Escribiendo desde Cuba
Ayer me ha llamado un amigo. Estaba nervioso. Alrededor de su casa la policía hacía una intensa “limpieza”. Razones tenía para tanta alteración, pues este jubilado sin pensión vive de una antena parabólica ilegal con la que suministra servicio televisivo a varias familias. Así que cuando las fuerzas del orden se ponen muy estrictas, mi amigo tiene que cortar cables, esconder el plato y dejar de ganar las cuotas que le abonan por esos días. Un verdadero desastre económico para él. Siempre que oye sobre la celebración de una cumbre internacional, un encuentro con invitados extranjeros o alguna visita de dignatarios de otro país, comienza a temer por su negocio. Sabe que a cada uno de esos eventos le corresponde una razia policial hecha con celo e intransigencia.

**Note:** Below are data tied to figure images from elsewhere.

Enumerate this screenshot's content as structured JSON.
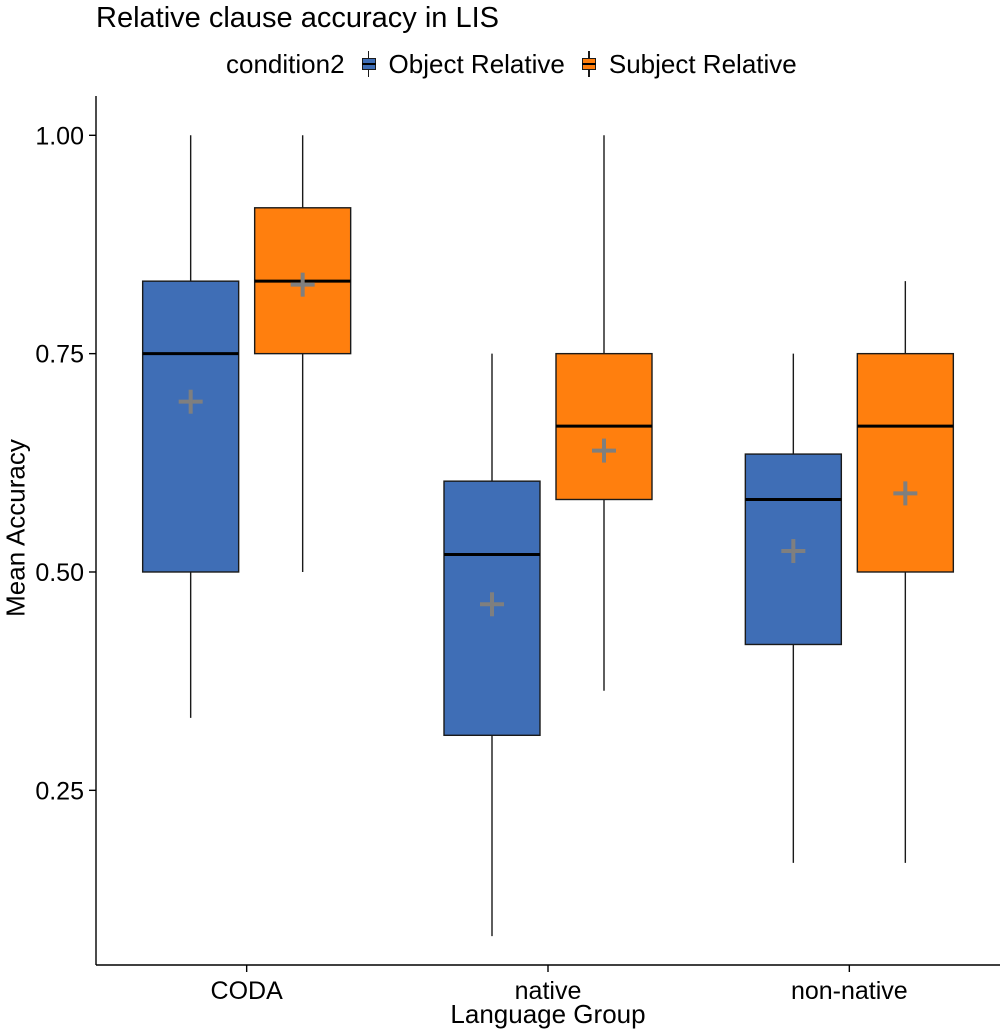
{
  "chart_data": {
    "type": "boxplot",
    "title": "Relative clause accuracy in LIS",
    "xlabel": "Language Group",
    "ylabel": "Mean Accuracy",
    "ylim": [
      0.05,
      1.045
    ],
    "yticks": [
      "0.25",
      "0.50",
      "0.75",
      "1.00"
    ],
    "categories": [
      "CODA",
      "native",
      "non-native"
    ],
    "legend": {
      "title": "condition2",
      "position": "top"
    },
    "grid": false,
    "series": [
      {
        "name": "Object Relative",
        "color": "#3F6EB6",
        "boxes": [
          {
            "min": 0.333,
            "q1": 0.5,
            "median": 0.75,
            "q3": 0.833,
            "max": 1.0,
            "mean": 0.695
          },
          {
            "min": 0.083,
            "q1": 0.313,
            "median": 0.52,
            "q3": 0.604,
            "max": 0.75,
            "mean": 0.463
          },
          {
            "min": 0.167,
            "q1": 0.417,
            "median": 0.583,
            "q3": 0.635,
            "max": 0.75,
            "mean": 0.524
          }
        ]
      },
      {
        "name": "Subject Relative",
        "color": "#FF7F0E",
        "boxes": [
          {
            "min": 0.5,
            "q1": 0.75,
            "median": 0.833,
            "q3": 0.917,
            "max": 1.0,
            "mean": 0.829
          },
          {
            "min": 0.364,
            "q1": 0.583,
            "median": 0.667,
            "q3": 0.75,
            "max": 1.0,
            "mean": 0.639
          },
          {
            "min": 0.167,
            "q1": 0.5,
            "median": 0.667,
            "q3": 0.75,
            "max": 0.833,
            "mean": 0.59
          }
        ]
      }
    ],
    "mean_marker": {
      "shape": "plus",
      "color": "#7F7F7F"
    }
  }
}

Cuando Benedicto XVI visitó la Isla, centenares de mendigos, prostitutas y disidentes fueron “sacados de circulación”. La empresa telefónica Cubacel también hizo su parte cortando el servicio a medio millar de usuarios en todo el país. Ahora se nos viene encima la segunda Cumbre de la Comunidad de Estados Latinoamericanos y Caribeños (CELAC) que sesionará a finales de enero en La Habana. Ya se aprecian camiones repletos de macetas, con plantas que apenas las regarán durante dos semanas y que se ubicarán en las principales avenidas. En algunas calles céntricas lo andamios se levantan con pintores de brocha gorda que colorean las paredes agrietadas y ennegrecidas. También retocan las señales del tránsito en la ruta por donde pasarán los invitados y hasta las viejas vallas desconchadas son sustituidas por otras.
Se le ha advertido a esa Habana clandestina y oficialmente “impresentable” que debe estarse quieta, muy quieta. Los pordioseros están siendo recluidos hasta que pase la Cumbre, los proxenetas avisados de que mantengan controlados a sus chicas y chicos, mientras miembros de la policía política visitan las casas de los opositores. El mercado ilegal está también en jaque. “Tranquilos, tranquilitos”, repiten los policías en tono amenazante, sin dejar nunca por escrito su notificación. Así que mi amigo ha empezado esta mañana a desconectar sus equipos y me ha vuelto a llamar para asegurarme que los días 28 y 29 de enero no piensa poner ni un pie en la calle. “¡Qué va! Yo no tengo ningunas ganas de dormir en un calabozo” me dijo, antes de colgar el teléfono y guardar a buen recaudo la antena.